The Truth About the “Expert” Study RFK Jr. Is Using to Claim Vaccines Cause Autism
- Tim Aiello, MA, LPC, NCC, ADHD-CCSP, ASDCS

- Apr 27
- 3 min read
By Tim Aiello, MA, LPC, NCC, ADHD-CCSP, ASDCS

Lately, Robert F. Kennedy Jr. has been making headlines — again — by claiming that vaccines cause autism, using what he describes as “expert research” to back it up.
The problem?
The study he’s citing has not only been thoroughly debunked, but the man behind it — Andrew Wakefield — intentionally falsified the results to push an anti-vaccine agenda.
This wasn’t an honest scientific mistake. It was fraud. And Wakefield paid the price: he lost his medical license in the United Kingdom because of it.
Let’s walk through the real story, because people deserve to know the truth.
The Infamous 1998 Study
In 1998, British physician Andrew Wakefield published a small study in The Lancet claiming a link between the MMR (measles, mumps, rubella) vaccine and autism (Wakefield et al., 1998). It wasn’t a large study — it looked at only 12 children — but it exploded across headlines around the world.
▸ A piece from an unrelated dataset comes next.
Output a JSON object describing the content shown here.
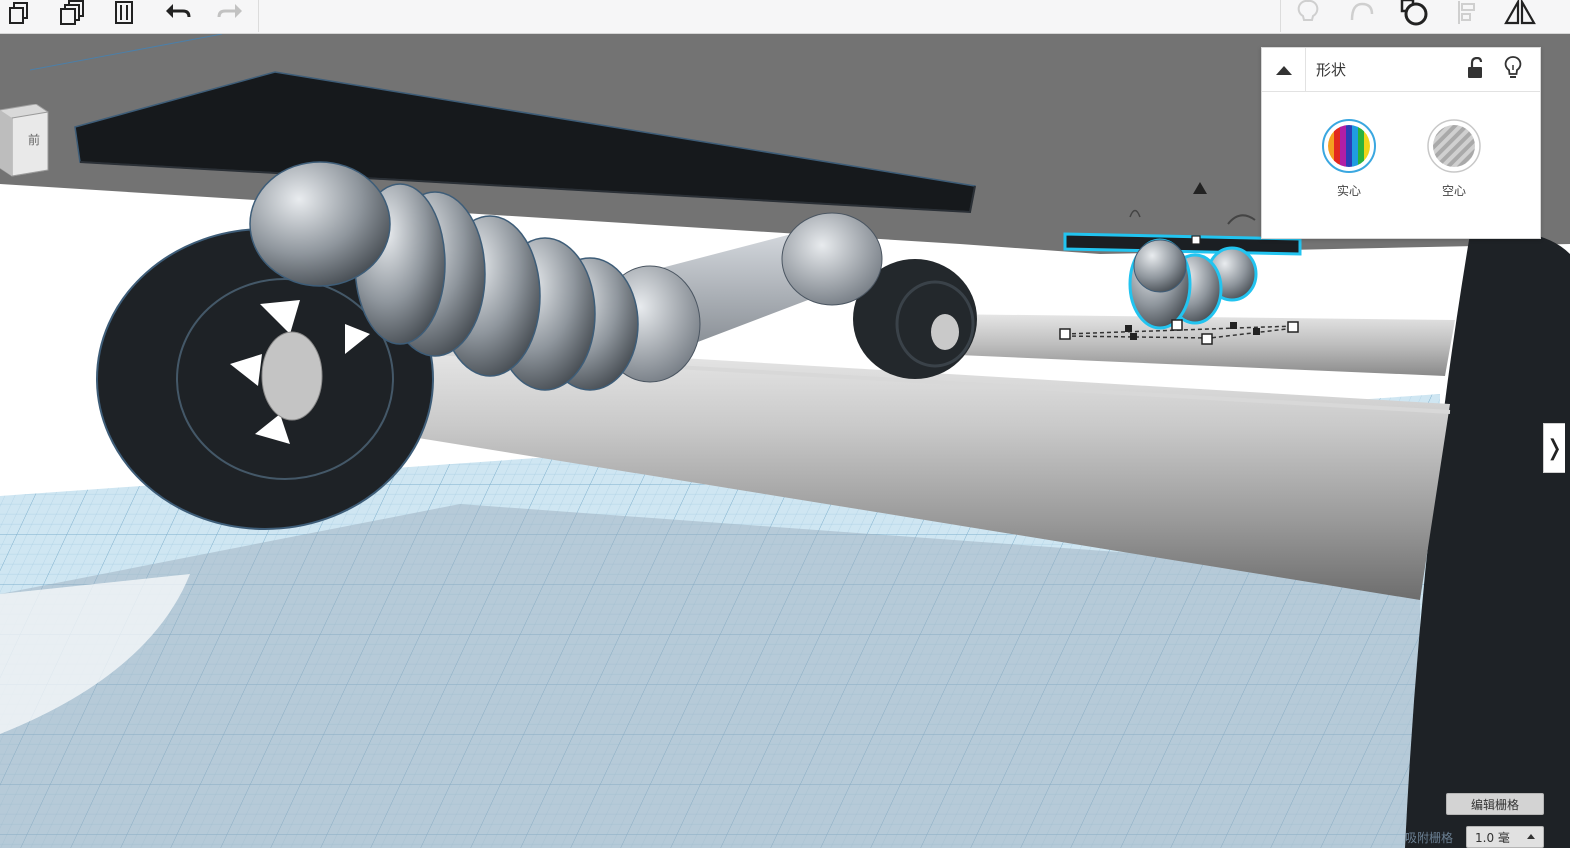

Parents panicked. Vaccination rates dropped. And sadly, preventable diseases like measles started making a comeback.
It didn’t take long for real scientists and medical institutions to realize something wasn’t adding up. Larger, better-designed studies were conducted, and none could replicate Wakefield’s results (Taylor et al., 1999; Madsen et al., 2002; DeStefano et al., 2013).
In fact, over a dozen major studies from multiple countries have consistently found no link between vaccines and autism.
None. Zero.
The Truth Behind the Fraud
Here’s where things get even worse.
In 2004, an investigative journalist named Brian Deer uncovered that Andrew Wakefield had been paid over £400,000 (equivalent to more than $500,000 USD today) by lawyers who were suing vaccine manufacturers. Wakefield’s study wasn’t objective research. It was a hit piece — bought and paid for by people with an anti-vaccine agenda (Deer, 2011).
It also turned out that Wakefield:
Falsified data about the children’s medical histories.
Performed unnecessary and invasive procedures on children without proper ethics approval.
Failed to disclose financial conflicts of interest.
In short: the study was deliberate fraud, not an innocent scientific mistake.
Because of these findings, The Lancet fully retracted the paper in 2010, calling it “utterly false.”
Later that year, the UK’s General Medical Council ruled that Wakefield had acted “dishonestly and irresponsibly,” and revoked his medical license (General Medical Council, 2010).
Wakefield is no longer permitted to practice medicine in the United Kingdom.
Why This Still Matters Today
It’s been more than 25 years, and overwhelming evidence shows no connection between vaccines and autism. Yet RFK Jr. — and others like him — still point to Wakefield’s fraudulent work as “proof.”
When public figures continue to amplify discredited studies, they fuel fear, distrust, and real-world consequences. Measles outbreaks, polio risks, COVID vaccine hesitancy — all of it.
Spreading these claims doesn’t just hurt scientific integrity — it puts vulnerable lives at risk.
Autism is a naturally occurring neurodevelopmental difference, not a vaccine injury.
Continuing to push this debunked narrative stigmatizes autistic individuals and their families, while undermining critical public health initiatives.
In Summary
Andrew Wakefield’s study was fraudulent — he faked data under financial incentive from anti-vaccine lawyers.
Multiple massive studies have since proven that vaccines do not cause autism.
Wakefield lost his medical license because of his dishonesty and unethical behavior.
RFK Jr. is using a thoroughly debunked study to push a harmful, outdated narrative.
Truth matters — especially when lives are on the line.
References
Deer, B. (2011). The Doctor Who Fooled the World: Science, Deception, and the War on Vaccines. Johns Hopkins University Press.
DeStefano, F., Price, C. S., & Weintraub, E. S. (2013). Increasing exposure to antibody-stimulating proteins and polysaccharides in vaccines is not associated with risk of autism. The Journal of Pediatrics, 163(2), 561–567.
General Medical Council. (2010). Fitness to Practise Panel Hearing: Dr. Andrew Wakefield. Retrieved from https://www.gmc-uk.org
Madsen, K. M., et al. (2002). A population-based study of measles, mumps, and rubella vaccination and autism. New England Journal of Medicine, 347(19), 1477-1482.
Taylor, B., Miller, E., Farrington, C. P., et al. (1999). Autism and measles, mumps, and rubella vaccine: No epidemiologic evidence for a causal association. The Lancet, 353(9169), 2026–2029.
Wakefield, A. J., et al. (1998). Ileal-lymphoid-nodular hyperplasia, non-specific colitis, and pervasive developmental disorder in children. The Lancet, 351(9103), 637–641.